Economic growth in the third quarter came in significantly below forecasts and well under the RBA’s projections, amplifying expectations for a rate cut. Market bets on policy easing nearly doubled after the release of the disappointing data.
Adding to the pressure on the Aussie dollar are ongoing political instability in Asia and persistent concerns over economic growth.
The technical outlook on the daily chart remains bearish, with negative momentum strengthening as the price moves below the falling and diverging Tenkan-sen and Kijun-sen lines.
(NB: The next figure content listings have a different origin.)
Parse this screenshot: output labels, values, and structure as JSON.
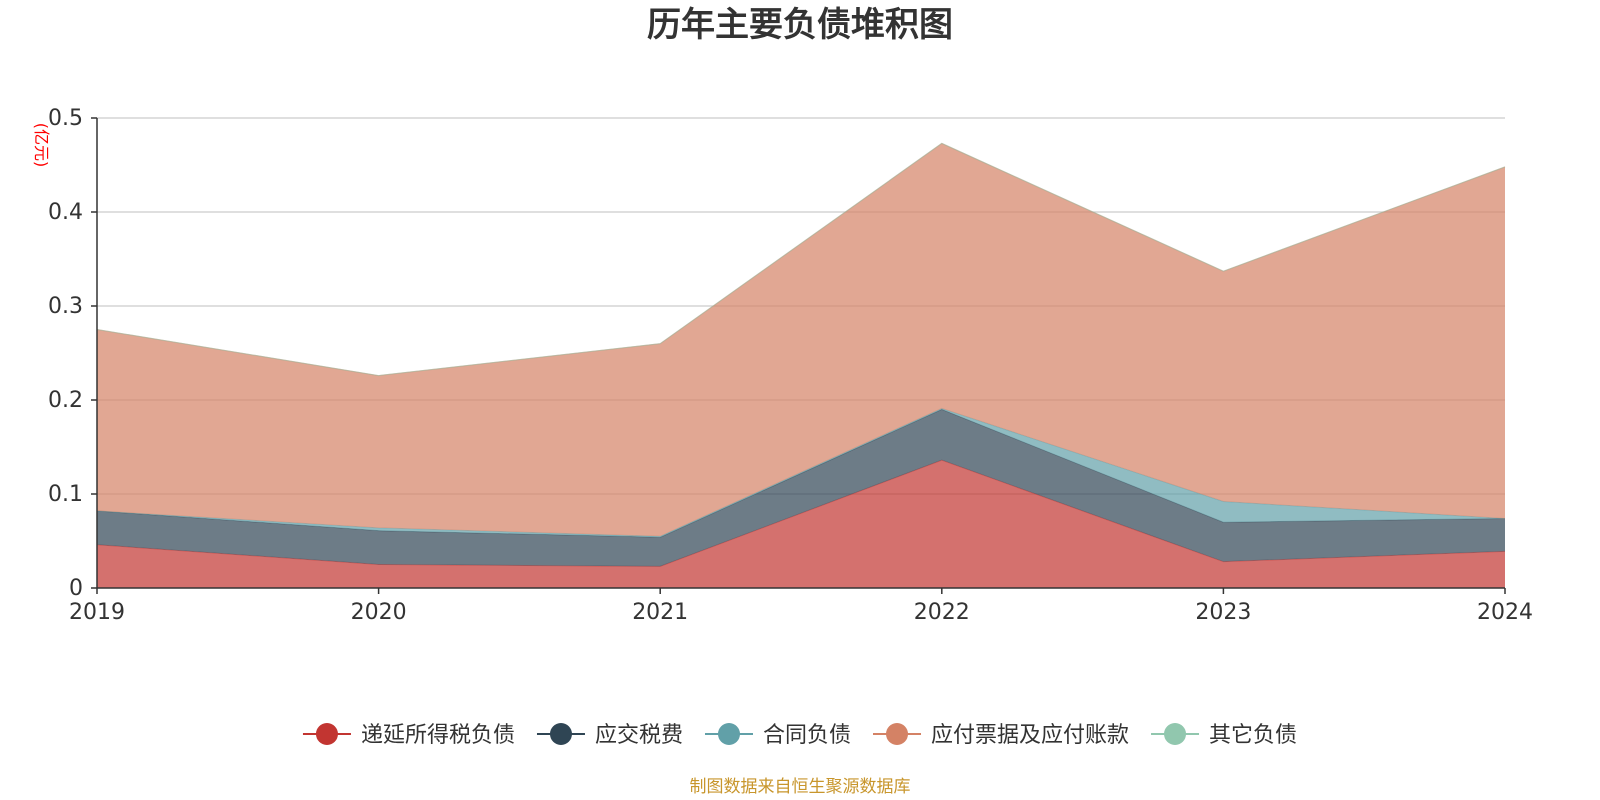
{
  "chart_data": {
    "type": "area",
    "stacked": true,
    "title": "历年主要负债堆积图",
    "ylabel": "(亿元)",
    "xlabel": "",
    "categories": [
      "2019",
      "2020",
      "2021",
      "2022",
      "2023",
      "2024"
    ],
    "ylim": [
      0,
      0.5
    ],
    "yticks": [
      0,
      0.1,
      0.2,
      0.3,
      0.4,
      0.5
    ],
    "ytick_labels": [
      "0",
      "0.1",
      "0.2",
      "0.3",
      "0.4",
      "0.5"
    ],
    "grid": true,
    "legend_position": "bottom",
    "series": [
      {
        "name": "递延所得税负债",
        "color": "#c23531",
        "values": [
          0.046,
          0.025,
          0.023,
          0.136,
          0.028,
          0.039
        ]
      },
      {
        "name": "应交税费",
        "color": "#2f4554",
        "values": [
          0.036,
          0.036,
          0.031,
          0.054,
          0.042,
          0.035
        ]
      },
      {
        "name": "合同负债",
        "color": "#61a0a8",
        "values": [
          0.0,
          0.003,
          0.001,
          0.001,
          0.022,
          0.0
        ]
      },
      {
        "name": "应付票据及应付账款",
        "color": "#d48265",
        "values": [
          0.193,
          0.162,
          0.205,
          0.282,
          0.245,
          0.374
        ]
      },
      {
        "name": "其它负债",
        "color": "#91c7ae",
        "values": [
          0.0,
          0.0,
          0.0,
          0.0,
          0.0,
          0.0
        ]
      }
    ],
    "source": "制图数据来自恒生聚源数据库",
    "colors": {
      "title": "#333333",
      "axis": "#333333",
      "grid": "#cccccc",
      "unit": "#ff0000",
      "source": "#c8962c"
    }
  }
}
The pair is firmly in the red for the third consecutive month, reinforcing a negative outlook, though some profit-taking, likely limited, may occur in the near term.
Bears are targeting key support at the psychological 0.6400 level, with further downside seen at 0.6362 (April 19 low) and 0.6348 (2024 low posted on August 5).
Immediate resistance is seen at the former lows around 0.6440, followed by the broken 76.4% Fibonacci retracement level, strengthened by the falling 10-day moving average at 0.6489 and the November 29 lower top at 0.6528.